C’est la fin de la pénurie qui fait cesser
le marché noir en 1948 et non la fin de
l’Occupation comme le rappelle Jacques
Delarue.
Ceux qui peuvent se permettre d’aller
manger au restaurant sont également
soumis à des restrictions (service à la carte
interdit, prohibition de la charcuterie,
pain rassis). Le recours à la parenté rurale,
même lointaine, se généralise avec l’autorisation à partir de 1941 du « colis familial ». À pied, à bicyclette, en train, les
citadins reprennent chaque dimanche le
chemin des campagnes pour pallier la
pénurie et la restriction des tickets de
rationnement.
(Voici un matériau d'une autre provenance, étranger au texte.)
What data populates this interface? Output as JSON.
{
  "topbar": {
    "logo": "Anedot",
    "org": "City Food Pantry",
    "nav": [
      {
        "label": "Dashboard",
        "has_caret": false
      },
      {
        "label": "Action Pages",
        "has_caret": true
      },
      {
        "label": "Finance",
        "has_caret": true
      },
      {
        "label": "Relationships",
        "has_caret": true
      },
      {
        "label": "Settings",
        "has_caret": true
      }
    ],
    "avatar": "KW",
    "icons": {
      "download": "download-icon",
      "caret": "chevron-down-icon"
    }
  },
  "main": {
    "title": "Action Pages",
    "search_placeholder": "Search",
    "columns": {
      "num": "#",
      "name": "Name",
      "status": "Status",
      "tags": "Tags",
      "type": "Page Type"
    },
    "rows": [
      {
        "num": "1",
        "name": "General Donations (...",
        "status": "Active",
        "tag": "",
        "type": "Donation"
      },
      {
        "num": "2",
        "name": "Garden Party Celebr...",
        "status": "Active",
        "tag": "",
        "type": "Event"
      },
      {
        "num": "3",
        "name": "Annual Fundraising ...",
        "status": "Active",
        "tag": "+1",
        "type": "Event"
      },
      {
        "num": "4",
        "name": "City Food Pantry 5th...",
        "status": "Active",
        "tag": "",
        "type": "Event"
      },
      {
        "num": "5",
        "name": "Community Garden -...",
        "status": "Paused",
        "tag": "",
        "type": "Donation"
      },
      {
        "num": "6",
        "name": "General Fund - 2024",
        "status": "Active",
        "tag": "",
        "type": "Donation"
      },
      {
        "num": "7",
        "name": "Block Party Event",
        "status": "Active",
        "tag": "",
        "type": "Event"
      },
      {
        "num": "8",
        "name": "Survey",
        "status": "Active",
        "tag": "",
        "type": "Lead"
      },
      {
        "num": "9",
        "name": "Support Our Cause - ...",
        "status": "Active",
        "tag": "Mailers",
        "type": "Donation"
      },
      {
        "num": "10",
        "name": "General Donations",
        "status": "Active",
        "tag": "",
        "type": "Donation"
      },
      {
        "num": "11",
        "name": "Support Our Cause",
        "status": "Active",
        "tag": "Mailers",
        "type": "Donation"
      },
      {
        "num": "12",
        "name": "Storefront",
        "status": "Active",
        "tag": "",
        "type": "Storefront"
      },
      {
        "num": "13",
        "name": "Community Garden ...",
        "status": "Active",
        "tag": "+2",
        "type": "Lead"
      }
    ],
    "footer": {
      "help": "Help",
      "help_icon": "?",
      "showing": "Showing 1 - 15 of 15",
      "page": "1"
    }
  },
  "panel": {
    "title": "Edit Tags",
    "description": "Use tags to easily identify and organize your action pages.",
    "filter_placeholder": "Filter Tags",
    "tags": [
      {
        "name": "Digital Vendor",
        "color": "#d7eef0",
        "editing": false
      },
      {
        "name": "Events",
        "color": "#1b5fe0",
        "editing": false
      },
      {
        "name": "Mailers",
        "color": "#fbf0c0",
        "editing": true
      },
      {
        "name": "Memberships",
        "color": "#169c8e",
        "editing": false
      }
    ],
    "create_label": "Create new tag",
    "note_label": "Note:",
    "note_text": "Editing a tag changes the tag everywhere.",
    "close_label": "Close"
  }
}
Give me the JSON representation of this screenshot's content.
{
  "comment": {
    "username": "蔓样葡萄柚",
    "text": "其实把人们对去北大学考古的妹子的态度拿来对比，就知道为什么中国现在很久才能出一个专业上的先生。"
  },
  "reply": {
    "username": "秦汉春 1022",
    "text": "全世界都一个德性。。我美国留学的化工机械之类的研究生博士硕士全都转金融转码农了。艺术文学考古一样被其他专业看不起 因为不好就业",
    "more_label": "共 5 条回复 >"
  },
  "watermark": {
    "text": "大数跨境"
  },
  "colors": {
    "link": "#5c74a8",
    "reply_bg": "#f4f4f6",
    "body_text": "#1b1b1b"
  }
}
Les rutabagas et les topinambours, plantes alimentaires pour le
bétail, deviennent le quotidien de nombreux Français. Rien n’est perdu : les miettes de pain sont conservées et utilisées
pour épaissir les soupes. Il faut toute l’ingéniosité des ménagères pour surmonter
les difficultés du quotidien.
Les restrictions touchent tous les
produits de consommation courante :
papier, carburant, tissus, caoutchouc,
médicaments. La pénurie de charbon, de
gaz, d’électricité aggrave le sort des citadins qui grelottent. Les lieux publics
Page 23
chauffés sont pris d’assaut par la population. Les transports collectifs pâtissent
de cette disette, alors que les véhicules à
gazogène sont nombreux et Paris, nouvelle
Saïgon, est sillonné par les vélos-taxis.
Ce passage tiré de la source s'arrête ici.